Chiusi la chiamata più frustrata che mai. 

-"Che ora?" Seriamente, Amber?-
Il ragazzo sembrava fuori di se. 

-Jake, non cominciare.-
Esordii alzandomi dal letto.
Che risveglio.

-Si prende gioco di te e pretendi che me ne stia zitto?-
-Non sono affari tuoi.-

Osservai la sua figura sedersi con disappunto sul materasso. -Oggi non è domenica.- Disse soltanto, le ciocche corvine gli ricadevano sugli occhi stanchi.

-Può venire lui.- Azzardai.
-Non lo voglio qui.-
Rispose brusco, le labbra rosee erano tese.
-Ma avevi detto di sì!-

-Ho cambiato idea.-
-Ma...-
-Ha avuto la sua occasione, ora è tardi.-
-Non capisco perché lo giudichi così velocemente senza nemmeno conoscerlo!-
-Perché ti ha allontanato da me, Mocciosa!-
I suoi occhi bianchi mi trapassavano con frustrazione. 

-Facendo così peggiori solo la situazione!

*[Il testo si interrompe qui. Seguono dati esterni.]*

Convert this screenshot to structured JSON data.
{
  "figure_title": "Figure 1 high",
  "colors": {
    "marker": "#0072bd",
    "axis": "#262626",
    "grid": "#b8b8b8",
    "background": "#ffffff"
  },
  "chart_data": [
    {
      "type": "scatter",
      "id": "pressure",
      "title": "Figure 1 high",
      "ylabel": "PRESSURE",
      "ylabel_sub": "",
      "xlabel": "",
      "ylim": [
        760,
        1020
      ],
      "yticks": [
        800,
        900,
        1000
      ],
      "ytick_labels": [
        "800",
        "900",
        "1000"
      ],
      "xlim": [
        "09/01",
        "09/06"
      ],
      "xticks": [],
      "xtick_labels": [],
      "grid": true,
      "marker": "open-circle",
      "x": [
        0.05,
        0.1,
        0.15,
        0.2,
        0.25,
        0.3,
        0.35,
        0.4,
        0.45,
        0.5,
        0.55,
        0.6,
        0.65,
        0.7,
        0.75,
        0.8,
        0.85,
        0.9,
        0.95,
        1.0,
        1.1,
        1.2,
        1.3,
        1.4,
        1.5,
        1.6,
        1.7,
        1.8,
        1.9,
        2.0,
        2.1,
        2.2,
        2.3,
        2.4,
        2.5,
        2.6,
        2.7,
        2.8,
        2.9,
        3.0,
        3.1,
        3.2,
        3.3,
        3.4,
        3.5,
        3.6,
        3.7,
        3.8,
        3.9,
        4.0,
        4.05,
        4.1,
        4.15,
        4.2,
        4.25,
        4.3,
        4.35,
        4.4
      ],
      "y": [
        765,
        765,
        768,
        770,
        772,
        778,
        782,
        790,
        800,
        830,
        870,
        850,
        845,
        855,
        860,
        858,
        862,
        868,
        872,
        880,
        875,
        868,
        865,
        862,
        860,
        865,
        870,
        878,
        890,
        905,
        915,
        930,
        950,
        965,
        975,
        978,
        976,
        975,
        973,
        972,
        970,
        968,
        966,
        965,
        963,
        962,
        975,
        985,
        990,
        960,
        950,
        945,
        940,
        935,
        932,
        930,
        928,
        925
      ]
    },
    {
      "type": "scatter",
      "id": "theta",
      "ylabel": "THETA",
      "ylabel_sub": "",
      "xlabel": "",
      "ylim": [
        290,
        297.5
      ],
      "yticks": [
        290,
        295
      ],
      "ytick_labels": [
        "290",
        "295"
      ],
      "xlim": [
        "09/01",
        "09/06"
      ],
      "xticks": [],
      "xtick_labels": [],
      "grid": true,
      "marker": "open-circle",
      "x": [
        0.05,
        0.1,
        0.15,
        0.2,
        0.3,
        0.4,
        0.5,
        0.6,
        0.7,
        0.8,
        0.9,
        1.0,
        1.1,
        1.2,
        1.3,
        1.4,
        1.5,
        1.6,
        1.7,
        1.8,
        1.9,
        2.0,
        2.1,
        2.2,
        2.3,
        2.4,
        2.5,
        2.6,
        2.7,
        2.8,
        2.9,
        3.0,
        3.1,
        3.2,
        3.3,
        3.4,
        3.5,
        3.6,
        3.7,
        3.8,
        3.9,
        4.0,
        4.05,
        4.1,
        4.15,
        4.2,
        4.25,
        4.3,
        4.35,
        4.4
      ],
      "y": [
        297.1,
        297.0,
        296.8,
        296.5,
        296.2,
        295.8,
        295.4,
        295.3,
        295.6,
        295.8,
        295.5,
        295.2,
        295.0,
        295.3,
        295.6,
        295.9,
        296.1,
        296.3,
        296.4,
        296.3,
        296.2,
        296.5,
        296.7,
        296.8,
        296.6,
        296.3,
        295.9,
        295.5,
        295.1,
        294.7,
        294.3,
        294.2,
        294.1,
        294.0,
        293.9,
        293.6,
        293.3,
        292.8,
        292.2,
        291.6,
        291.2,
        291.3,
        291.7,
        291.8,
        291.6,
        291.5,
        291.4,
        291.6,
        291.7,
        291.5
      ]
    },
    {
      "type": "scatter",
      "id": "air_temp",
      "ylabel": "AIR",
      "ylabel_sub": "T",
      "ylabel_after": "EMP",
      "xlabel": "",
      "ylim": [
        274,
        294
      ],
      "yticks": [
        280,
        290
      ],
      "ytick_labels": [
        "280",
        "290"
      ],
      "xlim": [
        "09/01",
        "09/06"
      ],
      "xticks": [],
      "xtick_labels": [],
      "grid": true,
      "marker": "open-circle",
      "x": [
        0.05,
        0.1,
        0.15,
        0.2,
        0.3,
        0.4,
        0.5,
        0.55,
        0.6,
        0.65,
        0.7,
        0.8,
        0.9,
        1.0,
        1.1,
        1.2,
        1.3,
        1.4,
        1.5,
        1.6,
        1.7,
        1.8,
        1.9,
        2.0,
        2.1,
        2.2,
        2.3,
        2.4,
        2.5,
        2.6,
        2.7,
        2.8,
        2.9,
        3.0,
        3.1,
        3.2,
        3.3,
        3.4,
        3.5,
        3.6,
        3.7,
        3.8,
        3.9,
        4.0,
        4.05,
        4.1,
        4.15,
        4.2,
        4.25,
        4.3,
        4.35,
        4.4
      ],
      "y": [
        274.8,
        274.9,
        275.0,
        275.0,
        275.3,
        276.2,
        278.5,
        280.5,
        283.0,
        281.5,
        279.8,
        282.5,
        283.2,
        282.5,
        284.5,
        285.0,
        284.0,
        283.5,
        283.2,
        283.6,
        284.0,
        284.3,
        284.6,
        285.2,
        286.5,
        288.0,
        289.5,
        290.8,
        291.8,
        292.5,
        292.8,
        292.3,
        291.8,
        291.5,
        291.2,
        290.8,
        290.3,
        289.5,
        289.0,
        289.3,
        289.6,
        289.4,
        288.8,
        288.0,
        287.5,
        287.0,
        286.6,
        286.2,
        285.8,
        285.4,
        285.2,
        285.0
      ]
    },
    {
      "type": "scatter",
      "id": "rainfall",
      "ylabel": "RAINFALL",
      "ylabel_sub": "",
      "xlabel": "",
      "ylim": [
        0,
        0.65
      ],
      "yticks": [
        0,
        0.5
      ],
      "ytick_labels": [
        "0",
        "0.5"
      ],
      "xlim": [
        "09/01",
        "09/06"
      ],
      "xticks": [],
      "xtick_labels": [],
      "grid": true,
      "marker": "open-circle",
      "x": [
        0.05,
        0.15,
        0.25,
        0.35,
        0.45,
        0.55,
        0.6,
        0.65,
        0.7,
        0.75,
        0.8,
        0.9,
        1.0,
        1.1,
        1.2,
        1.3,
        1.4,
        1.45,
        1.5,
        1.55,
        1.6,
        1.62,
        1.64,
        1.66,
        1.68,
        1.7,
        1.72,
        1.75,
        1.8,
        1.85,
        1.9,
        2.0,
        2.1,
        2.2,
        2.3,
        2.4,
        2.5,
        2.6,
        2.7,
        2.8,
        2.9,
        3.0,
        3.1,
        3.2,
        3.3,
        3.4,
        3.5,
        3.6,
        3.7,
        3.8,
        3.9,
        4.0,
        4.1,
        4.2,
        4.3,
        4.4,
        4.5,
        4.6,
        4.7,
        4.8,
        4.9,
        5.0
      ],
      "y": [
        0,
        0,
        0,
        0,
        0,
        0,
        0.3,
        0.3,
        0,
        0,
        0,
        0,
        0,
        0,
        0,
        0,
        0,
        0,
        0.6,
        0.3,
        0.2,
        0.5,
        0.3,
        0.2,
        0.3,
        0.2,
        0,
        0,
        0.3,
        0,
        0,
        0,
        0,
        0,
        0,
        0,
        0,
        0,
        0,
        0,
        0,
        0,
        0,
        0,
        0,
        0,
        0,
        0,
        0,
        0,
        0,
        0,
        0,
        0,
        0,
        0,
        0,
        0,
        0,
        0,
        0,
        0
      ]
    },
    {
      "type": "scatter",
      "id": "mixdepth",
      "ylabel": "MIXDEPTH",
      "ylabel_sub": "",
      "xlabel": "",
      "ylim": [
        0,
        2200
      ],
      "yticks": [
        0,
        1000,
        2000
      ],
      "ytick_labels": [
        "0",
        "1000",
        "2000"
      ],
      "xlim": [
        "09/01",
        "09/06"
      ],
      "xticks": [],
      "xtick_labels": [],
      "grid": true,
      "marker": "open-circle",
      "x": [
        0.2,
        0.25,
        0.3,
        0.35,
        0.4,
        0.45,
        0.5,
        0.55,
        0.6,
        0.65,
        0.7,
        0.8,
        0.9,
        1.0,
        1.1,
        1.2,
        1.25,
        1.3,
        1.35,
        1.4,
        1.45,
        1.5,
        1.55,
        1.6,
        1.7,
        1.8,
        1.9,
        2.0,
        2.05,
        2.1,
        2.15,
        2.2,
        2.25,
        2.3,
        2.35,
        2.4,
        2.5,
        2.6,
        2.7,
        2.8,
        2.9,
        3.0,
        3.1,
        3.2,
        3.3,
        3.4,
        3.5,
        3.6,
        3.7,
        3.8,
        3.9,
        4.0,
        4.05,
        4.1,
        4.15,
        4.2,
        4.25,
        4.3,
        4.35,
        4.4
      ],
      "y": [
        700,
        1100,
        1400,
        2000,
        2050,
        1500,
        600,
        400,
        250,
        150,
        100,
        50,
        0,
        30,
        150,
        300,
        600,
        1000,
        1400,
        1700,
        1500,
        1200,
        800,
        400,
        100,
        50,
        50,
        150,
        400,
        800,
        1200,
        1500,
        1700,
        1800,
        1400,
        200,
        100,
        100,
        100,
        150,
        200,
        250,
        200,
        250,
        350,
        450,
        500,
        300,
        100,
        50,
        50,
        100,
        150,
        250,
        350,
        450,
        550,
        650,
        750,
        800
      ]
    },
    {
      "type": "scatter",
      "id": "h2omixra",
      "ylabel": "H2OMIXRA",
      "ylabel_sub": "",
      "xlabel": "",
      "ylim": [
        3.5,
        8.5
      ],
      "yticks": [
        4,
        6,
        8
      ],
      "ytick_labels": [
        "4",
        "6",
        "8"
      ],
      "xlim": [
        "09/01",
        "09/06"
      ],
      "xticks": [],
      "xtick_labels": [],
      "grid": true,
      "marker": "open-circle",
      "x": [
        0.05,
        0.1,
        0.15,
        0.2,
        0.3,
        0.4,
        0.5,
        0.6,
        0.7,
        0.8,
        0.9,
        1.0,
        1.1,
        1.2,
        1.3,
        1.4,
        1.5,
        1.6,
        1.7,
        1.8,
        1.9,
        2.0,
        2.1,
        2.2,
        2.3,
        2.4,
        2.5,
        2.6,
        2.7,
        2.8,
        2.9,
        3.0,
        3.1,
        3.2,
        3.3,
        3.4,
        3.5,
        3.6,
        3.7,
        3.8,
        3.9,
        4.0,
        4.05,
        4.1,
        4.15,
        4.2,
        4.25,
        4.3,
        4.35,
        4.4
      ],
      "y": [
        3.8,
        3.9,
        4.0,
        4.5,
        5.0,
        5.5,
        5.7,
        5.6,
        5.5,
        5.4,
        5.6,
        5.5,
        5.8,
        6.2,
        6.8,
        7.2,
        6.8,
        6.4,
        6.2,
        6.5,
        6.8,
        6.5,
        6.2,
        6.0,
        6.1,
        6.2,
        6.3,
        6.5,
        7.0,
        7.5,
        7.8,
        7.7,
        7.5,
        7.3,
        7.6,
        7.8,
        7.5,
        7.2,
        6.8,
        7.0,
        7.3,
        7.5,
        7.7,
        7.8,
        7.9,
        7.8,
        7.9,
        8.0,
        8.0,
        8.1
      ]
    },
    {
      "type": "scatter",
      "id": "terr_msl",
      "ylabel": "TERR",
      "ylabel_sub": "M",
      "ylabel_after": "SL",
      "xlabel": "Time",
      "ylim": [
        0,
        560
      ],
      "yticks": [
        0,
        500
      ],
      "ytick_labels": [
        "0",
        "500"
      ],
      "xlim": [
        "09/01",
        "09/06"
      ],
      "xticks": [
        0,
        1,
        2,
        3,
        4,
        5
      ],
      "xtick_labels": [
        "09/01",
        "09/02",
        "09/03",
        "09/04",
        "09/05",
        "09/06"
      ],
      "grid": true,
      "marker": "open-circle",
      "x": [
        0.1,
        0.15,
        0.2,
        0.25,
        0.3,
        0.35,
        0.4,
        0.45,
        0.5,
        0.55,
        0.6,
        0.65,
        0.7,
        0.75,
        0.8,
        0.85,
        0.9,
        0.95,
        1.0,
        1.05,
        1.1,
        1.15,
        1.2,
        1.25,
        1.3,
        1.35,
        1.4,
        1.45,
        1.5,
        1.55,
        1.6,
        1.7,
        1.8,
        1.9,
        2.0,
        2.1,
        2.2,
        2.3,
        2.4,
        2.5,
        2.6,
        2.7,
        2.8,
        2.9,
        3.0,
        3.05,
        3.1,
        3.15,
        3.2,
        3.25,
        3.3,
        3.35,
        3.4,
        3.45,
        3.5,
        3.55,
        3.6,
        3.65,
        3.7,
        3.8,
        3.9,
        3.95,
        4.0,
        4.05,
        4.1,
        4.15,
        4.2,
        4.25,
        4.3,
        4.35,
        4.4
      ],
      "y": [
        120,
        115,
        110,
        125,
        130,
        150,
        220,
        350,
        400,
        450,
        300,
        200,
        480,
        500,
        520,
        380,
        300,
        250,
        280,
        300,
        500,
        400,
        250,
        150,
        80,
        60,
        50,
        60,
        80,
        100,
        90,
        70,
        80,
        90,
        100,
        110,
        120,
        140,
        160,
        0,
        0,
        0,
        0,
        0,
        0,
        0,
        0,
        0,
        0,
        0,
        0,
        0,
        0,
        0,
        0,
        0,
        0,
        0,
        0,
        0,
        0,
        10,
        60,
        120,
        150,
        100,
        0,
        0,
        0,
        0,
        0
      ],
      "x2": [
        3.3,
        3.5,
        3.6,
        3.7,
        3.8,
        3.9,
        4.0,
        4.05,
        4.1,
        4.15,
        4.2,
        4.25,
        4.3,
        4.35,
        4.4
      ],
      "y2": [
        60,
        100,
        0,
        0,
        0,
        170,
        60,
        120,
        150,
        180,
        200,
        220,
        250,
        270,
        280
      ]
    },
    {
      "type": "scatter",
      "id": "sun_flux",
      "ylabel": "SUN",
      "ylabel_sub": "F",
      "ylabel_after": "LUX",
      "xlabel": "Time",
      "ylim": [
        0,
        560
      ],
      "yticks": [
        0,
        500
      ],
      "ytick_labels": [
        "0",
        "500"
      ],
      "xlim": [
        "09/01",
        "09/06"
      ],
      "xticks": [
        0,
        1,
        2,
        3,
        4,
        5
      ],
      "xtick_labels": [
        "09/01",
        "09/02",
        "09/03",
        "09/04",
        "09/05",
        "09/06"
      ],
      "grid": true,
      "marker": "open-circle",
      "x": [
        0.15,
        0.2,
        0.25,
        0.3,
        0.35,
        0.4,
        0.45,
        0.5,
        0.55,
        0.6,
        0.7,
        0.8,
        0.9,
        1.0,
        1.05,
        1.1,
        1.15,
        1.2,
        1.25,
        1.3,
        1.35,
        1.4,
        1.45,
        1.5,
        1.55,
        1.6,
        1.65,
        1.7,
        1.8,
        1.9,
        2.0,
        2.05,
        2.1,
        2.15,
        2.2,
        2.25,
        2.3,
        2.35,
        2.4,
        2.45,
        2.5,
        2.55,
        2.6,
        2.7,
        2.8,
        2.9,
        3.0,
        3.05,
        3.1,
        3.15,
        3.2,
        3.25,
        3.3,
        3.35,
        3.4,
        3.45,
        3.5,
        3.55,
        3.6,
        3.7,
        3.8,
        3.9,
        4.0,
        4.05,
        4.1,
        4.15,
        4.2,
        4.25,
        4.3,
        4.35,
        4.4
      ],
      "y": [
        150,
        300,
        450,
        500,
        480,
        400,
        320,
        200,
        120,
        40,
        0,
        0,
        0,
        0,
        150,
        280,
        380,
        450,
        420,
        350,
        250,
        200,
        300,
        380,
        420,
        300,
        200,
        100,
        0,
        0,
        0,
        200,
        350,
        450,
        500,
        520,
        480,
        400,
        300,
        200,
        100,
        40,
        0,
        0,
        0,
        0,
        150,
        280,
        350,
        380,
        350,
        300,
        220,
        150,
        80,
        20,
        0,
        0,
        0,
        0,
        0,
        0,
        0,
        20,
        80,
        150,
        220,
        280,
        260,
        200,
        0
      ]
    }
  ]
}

Perché non capisci?- Strinsi i pugni con forza, le mie dita diventarono bianche. 

-Perché nonostante tutto io non riesco ad accettare la tua scelta, Amber!-
Tuonò. 

-So che lui ti rende felice, so che io non posso darti lo stesso, ma non riesco a fare diversamente! Probabilmente dovrei essere felice per te, ma più parli di lui e più mi viene voglia di spaccargli la faccia!- Sputò infine. 

Mi sentivo oltraggiata, perché non poteva semplicemente lasciarmi andare?
Perché non accettava la mia scelta e basta? O perché almeno non faceva finta?
Sarebbe stato più facile per entrambi.

-Mia la casa mie le regole.-
Stringendo il suo bastone bianco mi intimò di andarmene con un cenno della testa.

-Se proprio volete vedervi fatelo lontano da me.-
Aggiunse prima che me ne andassi chiudendo violentemente la porta scorrevole.

Dopo aver lanciato in una borsa alcuni capi d'abbigliamento scesi le scale con arroganza. 

Ero stata tutto il pomeriggio a dipingere, con la porta chiusa a chiave, per evitare di incontrare Jake.

Apparecchiai per una sola persona e mi misi ai fornelli distrattamente, quando il ragazzo fece il suo ingresso in cucina non volò una mosca.

Osservai il suo corpo snello accomodarsi sullo sgabello del bancone con falsa indifferenza.
Neanche un grazie quando gli misi il cibo nel piatto, con la forchetta ci giocò un po'.

Non era pentito di ciò che mi aveva detto, ma allo stesso tempo non sembrava gradire quella situazione di silenzio imbarazzante.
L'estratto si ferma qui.